Bu, toplumsal cinsiyete ve heteroseksüel olmayan cinsel yönelime dayalı insan ticareti ve şiddet mağdurlarının belirlenmesi ve desteklenmesine yönelik yapılara sistematik erişimi ve sığınma başvurularının incelenmesi için uygun koşulların oluşturulmasını içerir.
2) İstanbul Sözleşmesi’nin 60. ve 61. maddelerinin ve İnsan Ticaretine Karşı Eylem Sözleşmesi’nin 10-16. maddelerinin etkin bir şekilde uygulanmasını sağlamak için bir Avrupa İzleme Organı oluşturun.
İstanbul Sözleşmesi’nin 60. maddesi, imzacı devletlerin toplumsal cinsiyete dayalı şiddet mağdurlarına uluslararası koruma hakkı tanıma yükümlülüğünü resmen belirlemekte, cinsiyete duyarlı kabul ve sığınma prosedürlerinin işletilmesi ve destek hizmetlerinin sağlanması çağrısında bulunmaktadır.
Ulusal mevzuatın bu Sözleşme ile uyumlu olmasını ve imzalayan tüm ülkelerde etkin bir şekilde uygulanmasını sağlamak önemlidir. Benzer şekilde, LGBTIQA+ kadınları, kız çocukları ve kişilerin yeniden bu tür bir şiddetle karşılaşma riski altında oldukları ülkelere geri gönderilmelerini önlemek için İstanbul Sözleşmesi’nin 61. maddesinde belirtilen geri göndermeme ilkesine sıkı sıkıya bağlı kalınmalı ve etkin bir şekilde izlenmelidir.
Ayrıca, İnsan Ticaretine Karşı Eylem Sözleşmesi’ne (özellikle 10-16. maddelere) uyulması, adil ve etkin sığınma prosedürlerine ve destek mekanizmalarına erişim, insan ticareti mağdurlarının korunması ve tazminin karşılanması elzemdir.

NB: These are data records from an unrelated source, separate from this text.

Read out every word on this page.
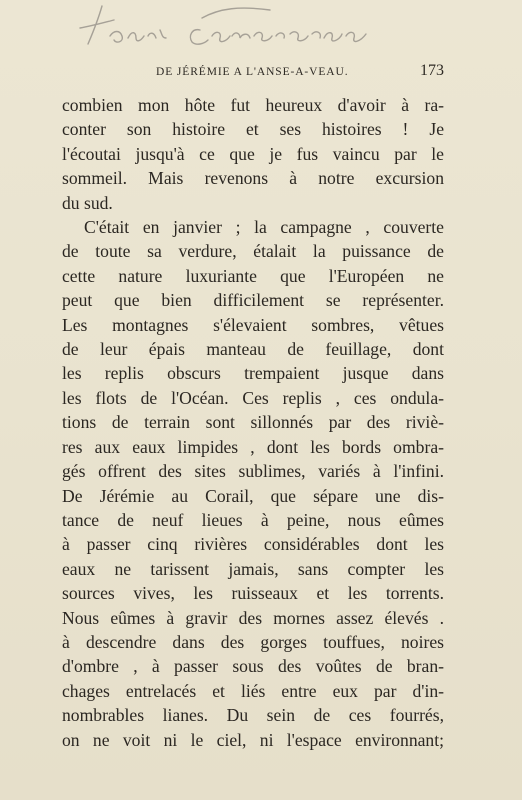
DE JÉRÉMIE A L'ANSE-A-VEAU.	173
combien mon hôte fut heureux d'avoir à ra-
conter son histoire et ses histoires ! Je
l'écoutai jusqu'à ce que je fus vaincu par le
sommeil. Mais revenons à notre excursion
du sud.
C'était en janvier ; la campagne , couverte
de toute sa verdure, étalait la puissance de
cette nature luxuriante que l'Européen ne
peut que bien difficilement se représenter.
Les montagnes s'élevaient sombres, vêtues
de leur épais manteau de feuillage, dont
les replis obscurs trempaient jusque dans
les flots de l'Océan. Ces replis , ces ondula-
tions de terrain sont sillonnés par des riviè-
res aux eaux limpides , dont les bords ombra-
gés offrent des sites sublimes, variés à l'infini.
De Jérémie au Corail, que sépare une dis-
tance de neuf lieues à peine, nous eûmes
à passer cinq rivières considérables dont les
eaux ne tarissent jamais, sans compter les
sources vives, les ruisseaux et les torrents.
Nous eûmes à gravir des mornes assez élevés .
à descendre dans des gorges touffues, noires
d'ombre , à passer sous des voûtes de bran-
chages entrelacés et liés entre eux par d'in-
nombrables lianes. Du sein de ces fourrés,
on ne voit ni le ciel, ni l'espace environnant;
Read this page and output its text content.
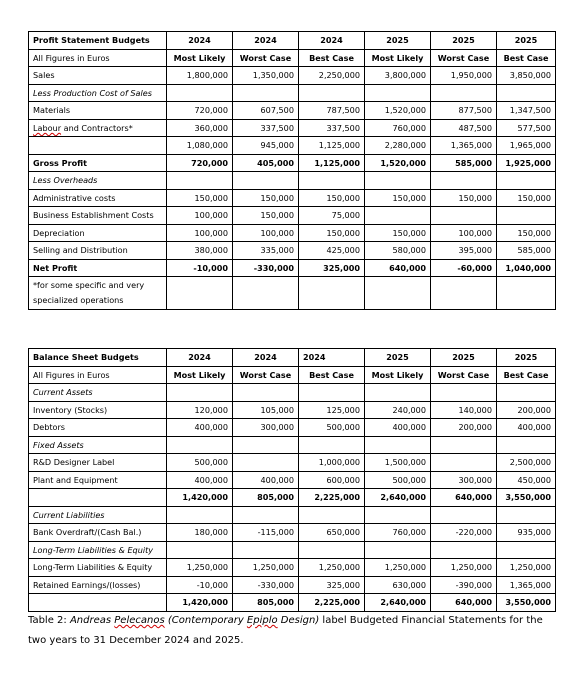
Profit Statement Budgets	2024	2024	2024	2025	2025	2025
All Figures in Euros	Most Likely	Worst Case	Best Case	Most Likely	Worst Case	Best Case
Sales	1,800,000	1,350,000	2,250,000	3,800,000	1,950,000	3,850,000
Less Production Cost of Sales						
Materials	720,000	607,500	787,500	1,520,000	877,500	1,347,500
Labour and Contractors*	360,000	337,500	337,500	760,000	487,500	577,500
	1,080,000	945,000	1,125,000	2,280,000	1,365,000	1,965,000
Gross Profit	720,000	405,000	1,125,000	1,520,000	585,000	1,925,000
Less Overheads						
Administrative costs	150,000	150,000	150,000	150,000	150,000	150,000
Business Establishment Costs	100,000	150,000	75,000			
Depreciation	100,000	100,000	150,000	150,000	100,000	150,000
Selling and Distribution	380,000	335,000	425,000	580,000	395,000	585,000
Net Profit	-10,000	-330,000	325,000	640,000	-60,000	1,040,000
*for some specific and very specialized operations						
Balance Sheet Budgets	2024	2024	2024	2025	2025	2025
All Figures in Euros	Most Likely	Worst Case	Best Case	Most Likely	Worst Case	Best Case
Current Assets						
Inventory (Stocks)	120,000	105,000	125,000	240,000	140,000	200,000
Debtors	400,000	300,000	500,000	400,000	200,000	400,000
Fixed Assets						
R&D Designer Label	500,000		1,000,000	1,500,000		2,500,000
Plant and Equipment	400,000	400,000	600,000	500,000	300,000	450,000
	1,420,000	805,000	2,225,000	2,640,000	640,000	3,550,000
Current Liabilities						
Bank Overdraft/(Cash Bal.)	180,000	-115,000	650,000	760,000	-220,000	935,000
Long-Term Liabilities & Equity						
Long-Term Liabilities & Equity	1,250,000	1,250,000	1,250,000	1,250,000	1,250,000	1,250,000
Retained Earnings/(losses)	-10,000	-330,000	325,000	630,000	-390,000	1,365,000
	1,420,000	805,000	2,225,000	2,640,000	640,000	3,550,000
Table 2: Andreas Pelecanos (Contemporary Epiplo Design) label Budgeted Financial Statements for the two years to 31 December 2024 and 2025.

Toplumsal cinsiyete dayalı şiddet mağdurlarının tanınması, desteklenmesi ve uluslararası koruma sağlanması için İstanbul Sözleşmesi ve İnsan Ticaretine Karşı Eylem Sözleşmesi’nin etkin bir şekilde uygulanması çağrısında bulunuyoruz.
3) Kadınlar, kız çocukları ve LGBTIQA+ bireylerin Avrupa ülkelerinde sığınma haklarına erişimini sağlayın.
Avrupa Komisyonu tarafından 2020’nin Eylül ayında sunulan göç ve sığınma meselesinin ele alındığı yeni bir Avrupa anlaşması projesi, her şeyden önce Avrupa’ya erişimi sınırlamayı amaçlıyor.
Korumaya ihtiyacı olan göçmenlerin haklarını değil, AB’nin çıkarlarını savunan bu anlaşmayı kınıyoruz. Daha sert bir sınır rejimi, Avrupa’nın dış sınırlarındaki hızlandırılmış prosedürler ve filtreleme, Türkiye gibi AB üyesi olmayan ülkelere kabul ve iltica prosedürlerinin kaldırılması ve sınır dışı edilmelerin kolaylaştırılması bu kabul edilemez anlaşmanın bel kemiğini oluşturuyor.
Avrupa ülkelerinin büyükelçiliklerine sığınma başvurularının yapılamaması Akdeniz’i dev bir mezarlığa dönüştürürken, hızlandırılmış sınır işlemleri başvuruların incelenmesini çabuklaştırmakta, kadınların ve beraberindeki çocukların, kız çocuklarının ve LGBTIQA+ bireylerin özel sığınma gerekçelerini ve kırılganlıklarını göz ardı etmektedir.
Kadınlar, kızlar ve LGBTIQA+ bireylerin Avrupa’da sığınma başvurusunda bulunmalarına yönelik kolaylaştırılmış yasal yolların açılması için çağrıda bulunuyoruz.”